Before applying any product to your skin, Dr. Knox recommends hopping in the shower for a scrub. “Exfoliation can do a number of things to likely improve product absorption,” she said, such as removing dry and dead skin, unclogging pores, removing chemical agents that may prevent or diminish absorption, and improving blood circulation throughout and under the skin.”
After drying off, topical lotions or balms can be applied directly to the affected area, like an arthritic ankle or a strained bicep. While cannabinoids won’t reach the bloodstream and get you high, they’ll decrease inflammation and pain in that localized area. Don’t allow pets to lick your skin while wearing any product containing THC, as it can be dangerous to many animals.
While some topicals are in neutral carrier lotions, many combine THC and CBD with potent pain-killing ingredients like menthol and borneol to create a tingly effect similar to Tiger Balm or Icy Hot. If you have a preference, pay close attention to product descriptions, or ask your budtender for guidance.

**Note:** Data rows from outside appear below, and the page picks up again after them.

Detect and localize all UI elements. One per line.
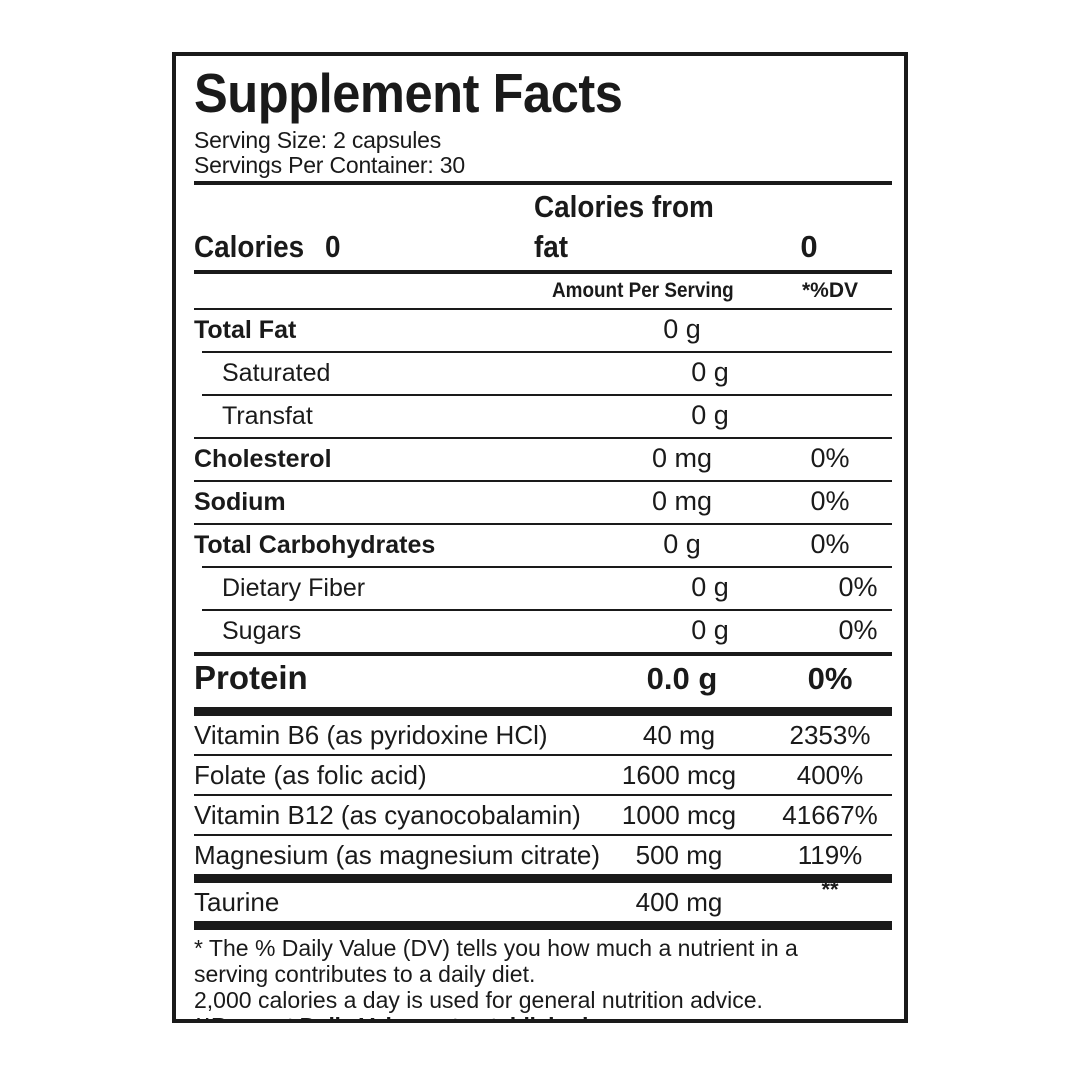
divider-above-calories bbox=[194, 181, 892, 185]
table-row-vitamin-b6: Vitamin B6 (as pyridoxine HCl) 40 mg 235… bbox=[194, 716, 892, 754]
table-row-total-carbohydrates: Total Carbohydrates 0 g 0% bbox=[194, 525, 892, 566]
divider-row bbox=[194, 794, 892, 796]
footnote-line-4: **Percent Daily Value not established bbox=[194, 1013, 892, 1019]
nutrient-name: Magnesium (as magnesium citrate) bbox=[194, 840, 601, 870]
table-row-protein: Protein 0.0 g 0% bbox=[194, 656, 892, 703]
divider-row bbox=[202, 609, 892, 611]
nutrient-amount: 400 mg bbox=[635, 887, 723, 917]
nutrient-amount: 1000 mcg bbox=[621, 800, 737, 830]
nutrient-amount: 40 mg bbox=[642, 720, 716, 750]
footnote-line-1: * The % Daily Value (DV) tells you how m… bbox=[194, 935, 798, 961]
nutrient-amount: 0 g bbox=[691, 357, 729, 387]
nutrient-amount: 0 mg bbox=[651, 486, 713, 516]
nutrient-dv: 2353% bbox=[789, 720, 871, 750]
calories-from-fat-label: Calories from fat bbox=[534, 189, 714, 264]
calories-label-group: Calories 0 bbox=[194, 227, 534, 267]
nutrient-amount: 0 g bbox=[663, 314, 701, 344]
header-amount-per-serving: Amount Per Serving bbox=[552, 279, 734, 302]
divider-above-vitamins bbox=[194, 707, 892, 716]
table-row-folate: Folate (as folic acid) 1600 mcg 400% bbox=[194, 756, 892, 794]
divider-row bbox=[194, 834, 892, 836]
nutrient-amount: 1600 mcg bbox=[621, 760, 737, 790]
supplement-facts-content: Supplement Facts Serving Size: 2 capsule… bbox=[194, 62, 892, 1019]
table-row-cholesterol: Cholesterol 0 mg 0% bbox=[194, 439, 892, 480]
column-header-row: Amount Per Serving *%DV bbox=[194, 274, 892, 308]
double-asterisk-marker: ** bbox=[821, 877, 839, 902]
nutrient-name: Sodium bbox=[194, 488, 286, 516]
table-row-total-fat: Total Fat 0 g bbox=[194, 310, 892, 351]
nutrient-dv: 0% bbox=[838, 615, 878, 645]
divider-row bbox=[202, 394, 892, 396]
divider-row bbox=[194, 754, 892, 756]
table-row-sugars: Sugars 0 g 0% bbox=[194, 611, 892, 652]
nutrient-amount: 0 g bbox=[691, 615, 729, 645]
nutrient-name: Total Fat bbox=[194, 316, 297, 344]
divider-row bbox=[194, 480, 892, 482]
footnote-block: * The % Daily Value (DV) tells you how m… bbox=[194, 930, 892, 1019]
servings-per-container: Servings Per Container: 30 bbox=[194, 152, 465, 178]
table-row-sodium: Sodium 0 mg 0% bbox=[194, 482, 892, 523]
nutrient-name: Taurine bbox=[194, 887, 280, 917]
nutrient-name: Vitamin B6 (as pyridoxine HCl) bbox=[194, 720, 548, 750]
nutrient-amount: 0 g bbox=[663, 529, 701, 559]
nutrient-amount: 0.0 g bbox=[646, 661, 718, 696]
nutrient-dv: 0% bbox=[807, 661, 853, 696]
table-row-magnesium: Magnesium (as magnesium citrate) 500 mg … bbox=[194, 836, 892, 874]
nutrient-dv: 41667% bbox=[782, 800, 878, 830]
serving-size: Serving Size: 2 capsules bbox=[194, 127, 442, 153]
nutrient-amount: 0 g bbox=[691, 572, 729, 602]
nutrient-dv: 0% bbox=[838, 572, 878, 602]
supplement-facts-panel: Supplement Facts Serving Size: 2 capsule… bbox=[172, 52, 908, 1023]
calories-label: Calories bbox=[194, 229, 305, 264]
nutrient-dv: 119% bbox=[797, 840, 863, 870]
table-row-dietary-fiber: Dietary Fiber 0 g 0% bbox=[194, 568, 892, 609]
table-row-transfat: Transfat 0 g bbox=[194, 396, 892, 437]
divider-above-taurine bbox=[194, 874, 892, 883]
divider-below-taurine bbox=[194, 921, 892, 930]
divider-row bbox=[194, 437, 892, 439]
divider-above-protein bbox=[194, 652, 892, 656]
divider-row bbox=[202, 566, 892, 568]
nutrient-name: Dietary Fiber bbox=[222, 574, 366, 602]
page-title: Supplement Facts bbox=[194, 62, 623, 124]
nutrient-name: Protein bbox=[194, 659, 308, 696]
header-percent-dv: *%DV bbox=[801, 279, 859, 302]
nutrient-dv: 0% bbox=[810, 529, 850, 559]
nutrient-amount: 0 mg bbox=[651, 443, 713, 473]
nutrient-amount: 500 mg bbox=[635, 840, 723, 870]
nutrient-dv: 0% bbox=[810, 443, 850, 473]
footnote-line-3: 2,000 calories a day is used for general… bbox=[194, 987, 763, 1013]
nutrient-name: Vitamin B12 (as cyanocobalamin) bbox=[194, 800, 581, 830]
nutrient-name: Total Carbohydrates bbox=[194, 531, 436, 559]
calories-from-fat-value: 0 bbox=[800, 229, 818, 264]
table-row-taurine: Taurine 400 mg ** bbox=[194, 877, 892, 921]
calories-row: Calories 0 Calories from fat 0 bbox=[194, 185, 892, 270]
nutrient-amount: 0 g bbox=[691, 400, 729, 430]
table-row-vitamin-b12: Vitamin B12 (as cyanocobalamin) 1000 mcg… bbox=[194, 796, 892, 834]
nutrient-name: Folate (as folic acid) bbox=[194, 760, 427, 790]
nutrient-name: Sugars bbox=[222, 617, 302, 645]
nutrient-dv: 0% bbox=[810, 486, 850, 516]
footnote-line-2: serving contributes to a daily diet. bbox=[194, 961, 536, 987]
divider-row bbox=[194, 308, 892, 310]
table-row-saturated: Saturated 0 g bbox=[194, 353, 892, 394]
divider-below-calories bbox=[194, 270, 892, 274]
calories-value: 0 bbox=[324, 229, 341, 264]
nutrient-name: Transfat bbox=[222, 402, 313, 430]
nutrient-name: Cholesterol bbox=[194, 445, 332, 473]
divider-row bbox=[194, 523, 892, 525]
nutrient-name: Saturated bbox=[222, 359, 331, 387]
divider-row bbox=[202, 351, 892, 353]
nutrient-dv: 400% bbox=[796, 760, 864, 790]
serving-info: Serving Size: 2 capsules Servings Per Co… bbox=[194, 128, 892, 178]
nutrient-dv: ** bbox=[768, 877, 892, 921]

Transdermal products appear most often as gels, sometimes contained in an easy-to-dose applicator pen, or as patches, similar to a nicotine or birth control patch. If you don’t want to use the whole dosage of a transdermal patch at once, they can generally be cut into halves, quarters or even smaller pieces.

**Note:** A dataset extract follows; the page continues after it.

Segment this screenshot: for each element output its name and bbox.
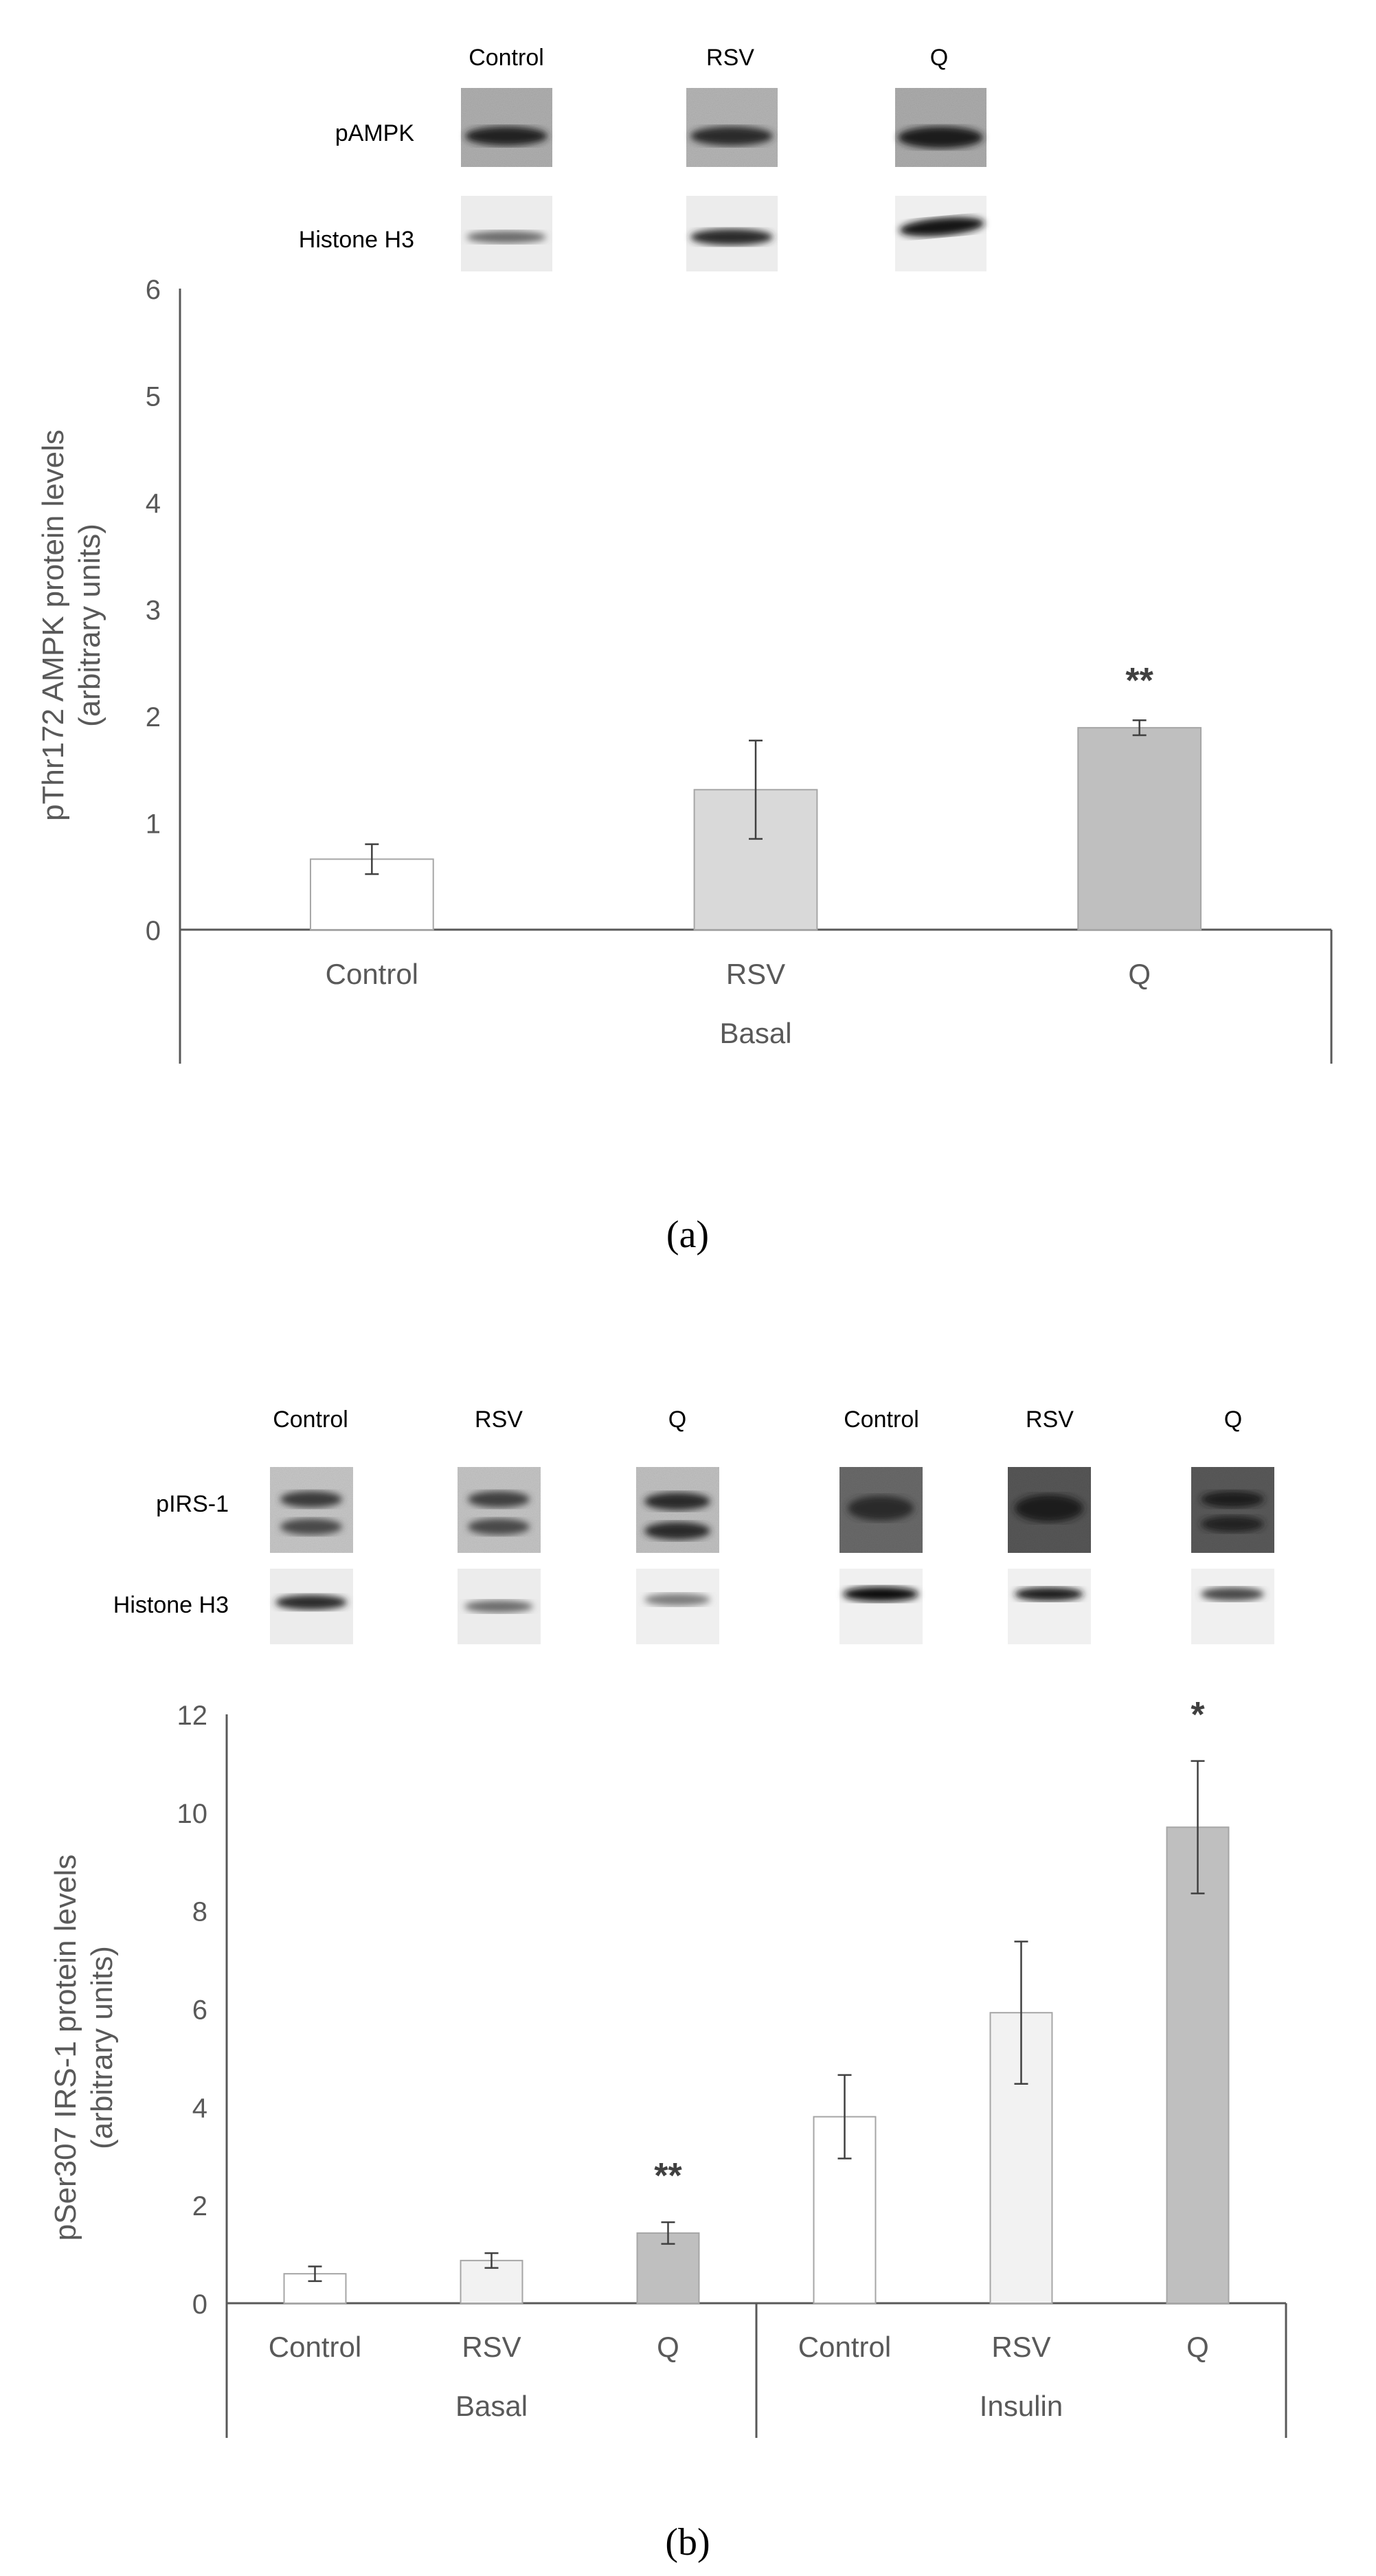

Since the active ingredients need to penetrate the skin barrier to reach blood vessels, all transdermal formulations work best when applied to a flat area with pronounced, surface-level veins. The inside of the wrist and top of the foot are the two most popular locations.
Dr. Goldstein of Canna-Centers reminded me to watch out for the chemical penetration enhancers that allow the cannabinoids in transdermal products to penetrate deeper into tissue. “Patients should always check the ingredients on these products to make sure that they are not allergic to these chemicals, and to also make sure that they are safe for their particular condition.”
In addition, don’t forget that that innocent-looking transdermal will actually get you high. I’ve tried a patch myself, and despite having a high tolerance, I noticed intoxicating effects within twenty minutes.
“I only recommend transdermal products to patients who have had some experience with cannabis,” Dr. Goldstein told me. “It is important to know how you react to THC, CBD, or other cannabinoids before applying a transdermal product.”